Former Iowa transportation chief Paul Trombino, selected to run the Federal Highway Administration, echoed Transportation Secretary Elaine Chao in insisting states should be presented with myriad funding options to fix large-scale infrastructure projects.

Trombino was nominated by President Donald Trump. A vote on his nomination has yet to be scheduled.

Speaking before the Senate Environment and Public Works Committee, Trombino acknowledged more than two dozen states had raised taxes on fuel to boost transportation accounts, but stopped short of endorsing the strategy at the federal level. Congress has not passed a gas tax hike since 1993. The federal tax on diesel is 24.4 cents per gallon and 18.4 cents on gasoline.

In 2015, Iowa’s governor enacted a 10-cent-per-gallon tax increase on diesel fuel and gas. That year, South Dakota, Utah, Georgia, Idaho, Nebraska and Washington also raised their fuel taxes.

“Every state is a little bit different. Their rural needs and urban needs are different and providing tools that allow them to implement projects that allows them to maximize their dollars for a specific project is really the key ingredient for them,” Trombino told senators considering his nomination. “Tolls work in some states and tolls don’t work in some states. And that’s true in the tools, too. Just as I would say P3s work in some states — it’s a good tool — in some areas they don’t work.”

Sen. Tom Carper (D-Del.) at the hearing. (Environment and Public Works Committee via YouTube)

Most of the senators at the hearing expressed concern about federal funding levels for highway programs. Committee ranking Democrat, Sen.

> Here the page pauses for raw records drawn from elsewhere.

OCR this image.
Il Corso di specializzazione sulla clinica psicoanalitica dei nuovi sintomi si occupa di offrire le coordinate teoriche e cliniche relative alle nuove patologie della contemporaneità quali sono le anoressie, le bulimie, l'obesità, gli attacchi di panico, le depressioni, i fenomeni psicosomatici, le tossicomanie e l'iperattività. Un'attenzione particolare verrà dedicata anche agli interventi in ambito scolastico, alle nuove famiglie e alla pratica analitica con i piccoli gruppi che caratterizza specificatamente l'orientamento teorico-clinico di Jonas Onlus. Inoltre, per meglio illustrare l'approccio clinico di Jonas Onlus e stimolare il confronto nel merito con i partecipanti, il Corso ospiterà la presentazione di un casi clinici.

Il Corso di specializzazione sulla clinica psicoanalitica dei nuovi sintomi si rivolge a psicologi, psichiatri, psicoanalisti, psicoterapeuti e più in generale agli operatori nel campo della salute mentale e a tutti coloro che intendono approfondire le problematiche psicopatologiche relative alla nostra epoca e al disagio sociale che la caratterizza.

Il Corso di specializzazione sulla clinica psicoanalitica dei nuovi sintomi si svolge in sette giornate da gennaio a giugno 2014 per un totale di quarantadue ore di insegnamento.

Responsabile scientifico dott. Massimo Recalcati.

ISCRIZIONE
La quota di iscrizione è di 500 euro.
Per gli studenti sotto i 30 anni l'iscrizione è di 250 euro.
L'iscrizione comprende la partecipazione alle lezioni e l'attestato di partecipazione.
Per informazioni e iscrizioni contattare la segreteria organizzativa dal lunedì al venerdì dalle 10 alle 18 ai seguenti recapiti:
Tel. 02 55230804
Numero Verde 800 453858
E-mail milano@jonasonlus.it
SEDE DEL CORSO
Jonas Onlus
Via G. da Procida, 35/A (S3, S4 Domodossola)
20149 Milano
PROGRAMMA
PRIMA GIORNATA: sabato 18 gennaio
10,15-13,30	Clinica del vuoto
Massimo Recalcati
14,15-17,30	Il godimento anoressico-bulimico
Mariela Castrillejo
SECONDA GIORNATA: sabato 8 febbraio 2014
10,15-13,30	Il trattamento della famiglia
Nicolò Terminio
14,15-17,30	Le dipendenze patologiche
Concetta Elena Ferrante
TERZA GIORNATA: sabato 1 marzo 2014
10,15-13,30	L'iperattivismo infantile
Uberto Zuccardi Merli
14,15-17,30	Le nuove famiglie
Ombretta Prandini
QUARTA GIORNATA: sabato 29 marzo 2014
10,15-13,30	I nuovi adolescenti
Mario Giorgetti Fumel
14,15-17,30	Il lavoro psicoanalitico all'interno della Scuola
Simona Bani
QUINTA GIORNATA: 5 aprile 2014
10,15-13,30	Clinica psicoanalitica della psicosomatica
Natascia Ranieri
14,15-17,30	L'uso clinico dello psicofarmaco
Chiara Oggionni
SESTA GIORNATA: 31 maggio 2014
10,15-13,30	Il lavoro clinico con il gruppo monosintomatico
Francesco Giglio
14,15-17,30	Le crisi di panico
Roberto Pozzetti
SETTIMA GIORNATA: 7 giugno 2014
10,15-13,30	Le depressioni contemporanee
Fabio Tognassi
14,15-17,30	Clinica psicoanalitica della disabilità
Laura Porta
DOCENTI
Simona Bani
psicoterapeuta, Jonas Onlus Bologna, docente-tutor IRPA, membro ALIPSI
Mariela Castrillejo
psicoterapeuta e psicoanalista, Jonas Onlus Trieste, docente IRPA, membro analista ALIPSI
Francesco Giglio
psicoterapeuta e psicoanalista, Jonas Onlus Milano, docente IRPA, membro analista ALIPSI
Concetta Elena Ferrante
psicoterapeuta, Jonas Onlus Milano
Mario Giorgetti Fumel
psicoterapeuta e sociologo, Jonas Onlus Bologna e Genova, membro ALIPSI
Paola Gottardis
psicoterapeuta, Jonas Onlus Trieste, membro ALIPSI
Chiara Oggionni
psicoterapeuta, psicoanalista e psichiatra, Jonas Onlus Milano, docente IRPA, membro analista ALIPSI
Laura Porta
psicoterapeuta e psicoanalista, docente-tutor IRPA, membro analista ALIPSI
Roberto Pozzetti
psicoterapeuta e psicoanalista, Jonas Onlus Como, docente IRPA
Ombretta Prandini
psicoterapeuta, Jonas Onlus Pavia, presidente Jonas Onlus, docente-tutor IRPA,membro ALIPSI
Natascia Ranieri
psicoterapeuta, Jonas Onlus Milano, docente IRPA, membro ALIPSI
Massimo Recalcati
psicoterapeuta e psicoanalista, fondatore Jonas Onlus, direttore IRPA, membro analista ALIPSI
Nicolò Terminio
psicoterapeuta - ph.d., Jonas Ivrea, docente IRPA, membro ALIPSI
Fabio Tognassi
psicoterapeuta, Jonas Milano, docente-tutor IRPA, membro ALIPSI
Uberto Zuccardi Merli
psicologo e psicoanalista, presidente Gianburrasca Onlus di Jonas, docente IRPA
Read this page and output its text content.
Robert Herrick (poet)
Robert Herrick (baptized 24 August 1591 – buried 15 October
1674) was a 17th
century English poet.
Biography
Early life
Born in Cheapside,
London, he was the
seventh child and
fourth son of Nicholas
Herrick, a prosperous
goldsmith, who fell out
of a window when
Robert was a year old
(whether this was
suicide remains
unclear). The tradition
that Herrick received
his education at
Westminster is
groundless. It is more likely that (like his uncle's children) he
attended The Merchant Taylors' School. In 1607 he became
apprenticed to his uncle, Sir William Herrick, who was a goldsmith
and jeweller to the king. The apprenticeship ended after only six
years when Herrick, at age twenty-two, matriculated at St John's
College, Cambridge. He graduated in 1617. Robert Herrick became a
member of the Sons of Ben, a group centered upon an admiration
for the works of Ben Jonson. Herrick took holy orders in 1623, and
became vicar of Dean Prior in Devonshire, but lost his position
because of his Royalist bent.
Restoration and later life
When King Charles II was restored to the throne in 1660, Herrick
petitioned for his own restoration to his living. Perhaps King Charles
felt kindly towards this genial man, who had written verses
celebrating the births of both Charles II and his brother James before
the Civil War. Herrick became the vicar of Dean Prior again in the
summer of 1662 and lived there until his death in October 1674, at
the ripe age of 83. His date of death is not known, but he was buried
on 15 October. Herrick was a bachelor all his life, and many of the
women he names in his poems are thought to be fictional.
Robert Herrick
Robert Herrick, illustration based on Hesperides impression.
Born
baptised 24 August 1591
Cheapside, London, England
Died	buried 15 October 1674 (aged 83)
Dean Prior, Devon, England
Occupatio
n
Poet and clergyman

Tom Carper of Delaware, noted his colleagues are asking the administration for details about an infrastructure funding proposal which should have been delivered during Trump’s first 100 days in office.

“I believe it is worth it to invest in a safe, reliable and modern transportation system, and I look forward to working with you and others on creative ways to address our long-term transportation needs in a fiscally responsible way,” said Carper, who emphasized the enormity involved in modernizing and rebuilding crumbling infrastructure.

The senator, who is among the few members of Congress calling for a fuel tax increase, also noted this year the American Society of Civil Engineers issued a D+ grade for the country’s system of roads, pipelines, bridges, tunnels, railways, canals and airports.

On safety concerns, Trombino pledged to prepare an update for Sen. Kirsten Gillibrand (D-N.Y.) about safety proposals related to underride guards.

A 2015 National Highway Traffic Safety Administration proposed rule not yet finalized called for motor carriers to strengthen rear underride guards. Federal regulations require tractor-trailers to be equipped with underride guards on their rears, but not on their sides.

Underride happens when vehicles crash into a truck, going completely or partially underneath it. Such impact raises the potential for serious injuries to the passengers in the smaller vehicle.

Trombino was formerly the president of the American Association of State Highway and Transportation Officials. That organization expressed deep support for his nomination.

“Paul has been an important leader in transportation for many years. His emphasis on transportation as a key part of economic development, particularly the movement of freight and goods in a global economy, has helped frame national policy and investments,” said Bud Wright, AASHTO executive director.

If confirmed, he would succeed FHWA Acting Administrator Brandye Hendrickson.